For the first time in a while I was thankful to be on disability. I did some bad things to my body Saturday night/Sunday Morning and am recovering. I looked at my calendar and saw it was empty except for a doctor visit on Friday and I felt relieved. Had I been working, I would have had to call in sick all this week.
I had been having spasms on Saturday. So I took my muscle relaxer to stop them. I woke up in the middle of the night, took off my CPAP and went to the restroom. When I returned, I didn’t put my CPAP back on and fell back asleep. Not long after, I aspirated bile from my stomach.
In a panic, I ran to the bathroom next to my room. Yes, I said ran. When I regained cohesiveness, I realized I wasn’t vomiting, I couldn’t breath.
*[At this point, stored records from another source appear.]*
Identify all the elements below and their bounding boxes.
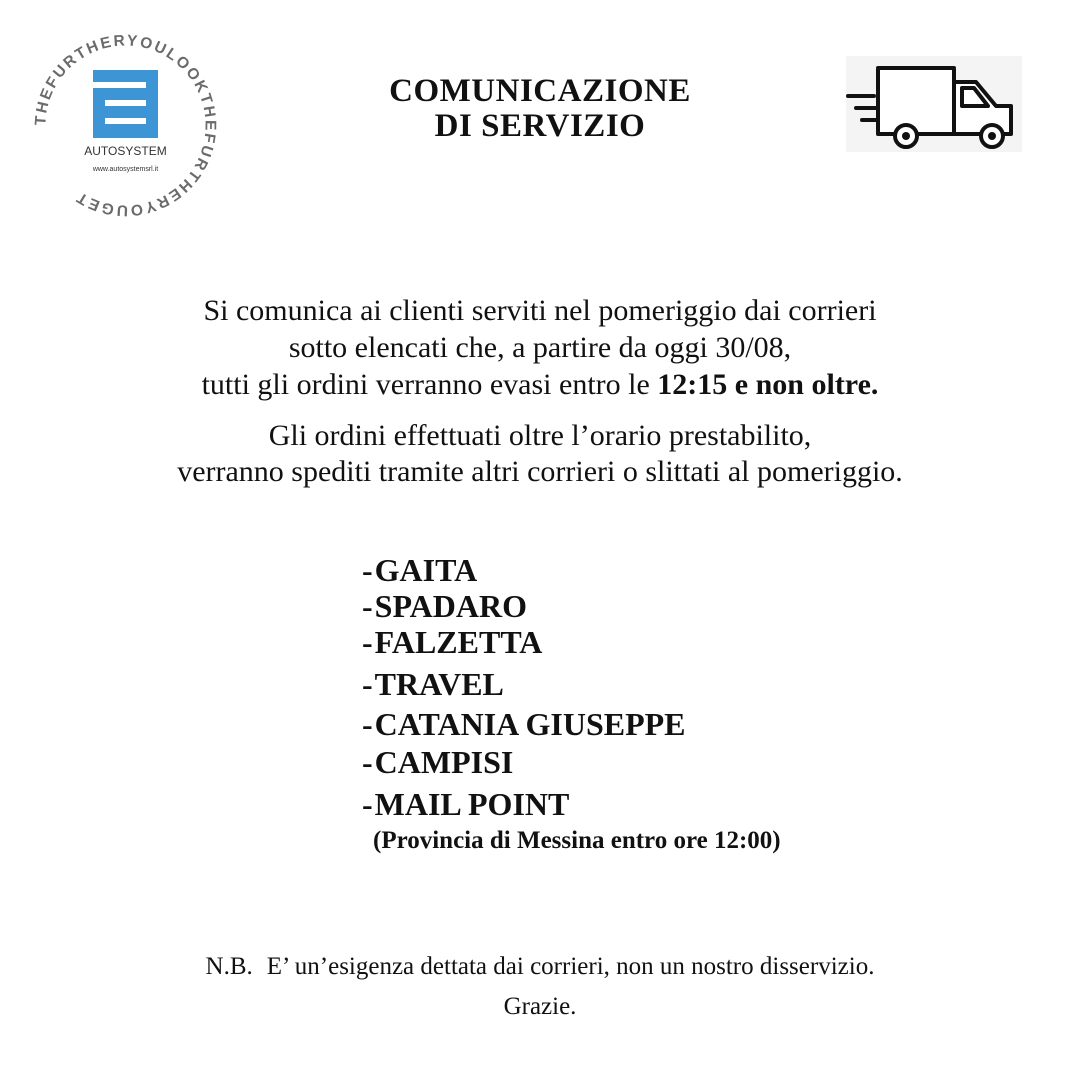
carrier-name: MAIL POINT	[374, 786, 570, 822]
carrier-name: GAITA	[374, 552, 478, 588]
footer-note	[40, 952, 1040, 982]
intro-line-3	[40, 366, 1040, 403]
province-note: (Provincia di Messina entro ore 12:00)	[373, 827, 781, 854]
nb-text: E’ un’esigenza dettata dai corrieri, non un nostro disservizio.	[266, 953, 875, 980]
carrier-item: -SPADARO	[362, 588, 527, 624]
carrier-item: -TRAVEL	[362, 666, 504, 702]
delivery-truck-icon	[846, 56, 1022, 152]
logo-brand-name: AUTOSYSTEM	[84, 144, 167, 158]
title-line-2: DI SERVIZIO	[434, 108, 646, 144]
deadline-suffix: e non oltre.	[727, 368, 879, 401]
autosystem-logo	[28, 28, 223, 223]
logo-website: www.autosystemsrl.it	[92, 166, 159, 173]
carrier-name: CAMPISI	[374, 744, 514, 780]
thanks-text: Grazie.	[503, 993, 577, 1020]
second-paragraph-line-1: Gli ordini effettuati oltre l’orario prestabilito,	[268, 419, 812, 452]
intro-paragraph	[40, 292, 1040, 403]
second-paragraph	[40, 418, 1040, 490]
page-title	[300, 74, 780, 144]
carrier-item: -CATANIA GIUSEPPE	[362, 706, 686, 742]
intro-line-1: Si comunica ai clienti serviti nel pomeriggio dai corrieri	[203, 294, 877, 327]
logo-ring-text: THEFURTHERYOULOOKTHEFURTHERYOUGET	[32, 32, 219, 219]
carrier-name: SPADARO	[374, 588, 527, 624]
carrier-name: CATANIA GIUSEPPE	[374, 706, 686, 742]
nb-label: N.B.	[205, 953, 253, 980]
carrier-item: -FALZETTA	[362, 624, 543, 660]
carrier-name: TRAVEL	[374, 666, 504, 702]
intro-line-3-prefix: tutti gli ordini verranno evasi entro le	[201, 368, 658, 401]
carrier-item: -GAITA	[362, 552, 478, 588]
second-paragraph-line-2: verranno spediti tramite altri corrieri o slittati al pomeriggio.	[177, 455, 903, 488]
intro-line-2: sotto elencati che, a partire da oggi 30/08,	[288, 331, 792, 364]
logo-mark-icon	[93, 70, 158, 138]
carrier-item: -MAIL POINT	[362, 786, 570, 822]
carrier-item: -CAMPISI	[362, 744, 514, 780]
title-line-1: COMUNICAZIONE	[389, 73, 691, 109]
carrier-name: FALZETTA	[374, 624, 543, 660]
carriers-list	[362, 552, 686, 824]
deadline-time: 12:15	[657, 368, 728, 401]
In my successful efforts to clear my lungs, I somehow managed to pull almost every muscle in my upper torso and arms.
It hurt to touch anything yesterday. Today, it’s not so bad. That’s why I’m typing this today and not yesterday. I did manage to type some things yesterday, but it was on my laptop where I could rest my arms while typing.
It is weird. For the first time, my upper body is worse off than my lower. I can walk fine as the muscle relaxers did their job, but, I’m having trouble drinking coffee. So, I’m walking, just not touching anything. It’s almost comical.
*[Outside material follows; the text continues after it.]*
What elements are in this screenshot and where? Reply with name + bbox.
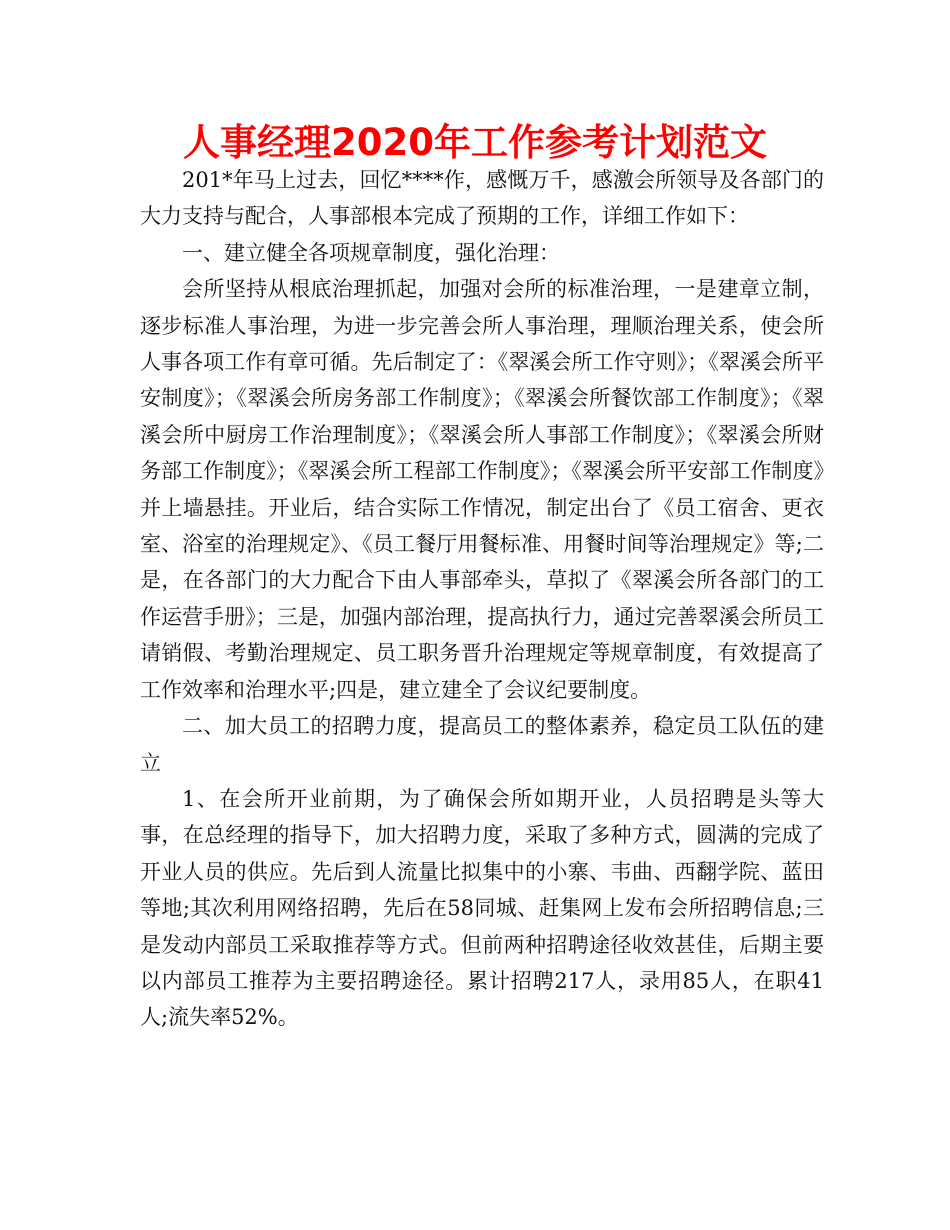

God has blessed me with an crazy disease that makes no sense. In the midst of pain, I find there is comedy. How my abilities fade in and out so quickly, remains an enigma.
I am convinced that my symptoms are shaping out to be as similar to MS as they can be, although the tests deny MS. The point is moot as there are treatments for MS, which I am doing, but no cure. It just means I will live out this internal comedy for the remainder of my years. I just wish the disease would back off and give my family and me peace for a while.